Crude-oil futures were little changed in Asian trade Tuesday with Brent almost flat as tensions in Ukraine and the Middle East stemmed further losses in oil prices.

On the New York Mercantile Exchange, light, sweet crude futures for delivery in October traded at $95.77 a barrel at 0424 GMT, down $0.19 in the Globex electronic session.

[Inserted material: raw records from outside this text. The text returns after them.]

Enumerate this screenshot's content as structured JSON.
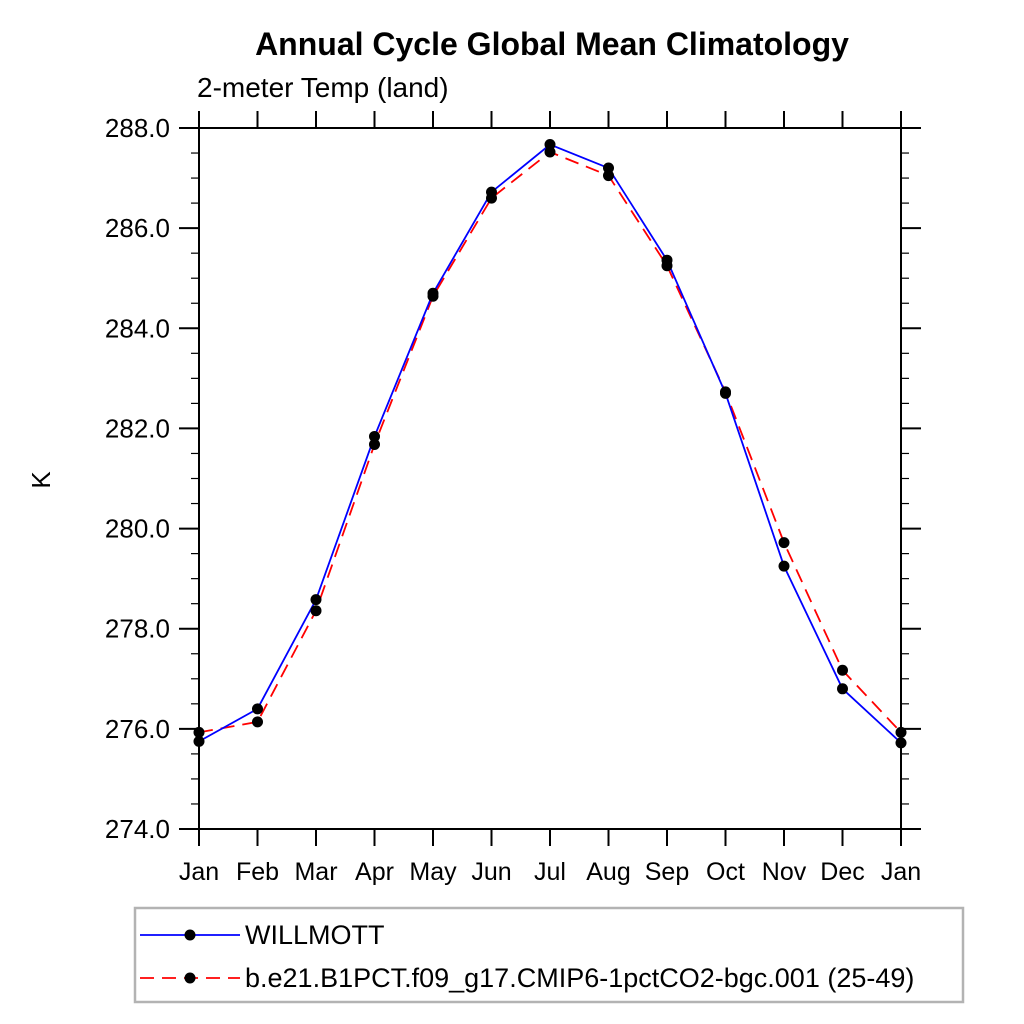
{
  "title": "Annual Cycle Global Mean Climatology",
  "subtitle": "2-meter Temp (land)",
  "ylabel": "K",
  "colors": {
    "obs_line": "#0000ff",
    "model_line": "#ff0000",
    "marker": "#000000",
    "axis": "#000000",
    "legend_border": "#b3b3b3"
  },
  "legend": {
    "items": [
      {
        "label": "WILLMOTT"
      },
      {
        "label": "b.e21.B1PCT.f09_g17.CMIP6-1pctCO2-bgc.001 (25-49)"
      }
    ]
  },
  "chart_data": {
    "type": "line",
    "title": "Annual Cycle Global Mean Climatology",
    "subtitle": "2-meter Temp (land)",
    "xlabel": "",
    "ylabel": "K",
    "categories": [
      "Jan",
      "Feb",
      "Mar",
      "Apr",
      "May",
      "Jun",
      "Jul",
      "Aug",
      "Sep",
      "Oct",
      "Nov",
      "Dec",
      "Jan"
    ],
    "ylim": [
      274.0,
      288.0
    ],
    "y_major_tick_step": 2.0,
    "y_minor_tick_step": 0.5,
    "y_tick_labels": [
      "274.0",
      "276.0",
      "278.0",
      "280.0",
      "282.0",
      "284.0",
      "286.0",
      "288.0"
    ],
    "grid": false,
    "legend_position": "bottom-left",
    "series": [
      {
        "name": "WILLMOTT",
        "color": "#0000ff",
        "style": "solid",
        "marker": "black-dot",
        "values": [
          275.75,
          276.4,
          278.58,
          281.84,
          284.7,
          286.72,
          287.67,
          287.2,
          285.36,
          282.7,
          279.25,
          276.8,
          275.72
        ]
      },
      {
        "name": "b.e21.B1PCT.f09_g17.CMIP6-1pctCO2-bgc.001 (25-49)",
        "color": "#ff0000",
        "style": "dashed",
        "marker": "black-dot",
        "values": [
          275.93,
          276.14,
          278.36,
          281.68,
          284.64,
          286.6,
          287.52,
          287.05,
          285.25,
          282.73,
          279.72,
          277.17,
          275.93
        ]
      }
    ]
  }
}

October Brent crude on London's ICE Futures exchange fell $0.02 to $102.77 a barrel.

U.S. markets will reopen after the Labor Day holiday weekend and investors are likely to assess recent developments in Ukraine and Libya, and manufacturing and economic data from different countries, traders said.

In Ukraine the military is moving to adopt a defensive strategy against an incursion by Russian troops, even as U.S. and European officials discuss a fresh round of sanctions against Moscow.

Libya's outgoing cabinet has acknowledged that it has lost control of the capital Tripoli to Islamist-allied militias, risking oil production that averaged around 500,000 barrels a day at the end of August.

Crude prices appear to have stabilized, helped by strong West African crude flows to Asia, but there are significant factors that will prevent a near-term price recovery, Michael Wittner, head of oil research at Societe Generale said in a weekly report.

He said a seasonal drop in global oil refinery operating levels in September and October, rising exports of Libyan crude oil and increasing volumes of crude being placed in storage, will help maintain downward pressure on front-month Brent crude prices.

"In the next couple of months, we see rangebound crude markets, with front-month ICE Brent trading around $102.50 ($100-105 range) and Nymex WTI trading around $95 ($92.50-97.50 range)," Mr. Wittner said.

Nymex reformulated gasoline blendstock for October--the benchmark gasoline contract--fell 62 points to $2.6167 a gallon, while October diesel traded at $2.8513, 88 points lower.

ICE gasoil for September changed hands at $865.50 a metric ton, up $2.00 from Monday's settlement.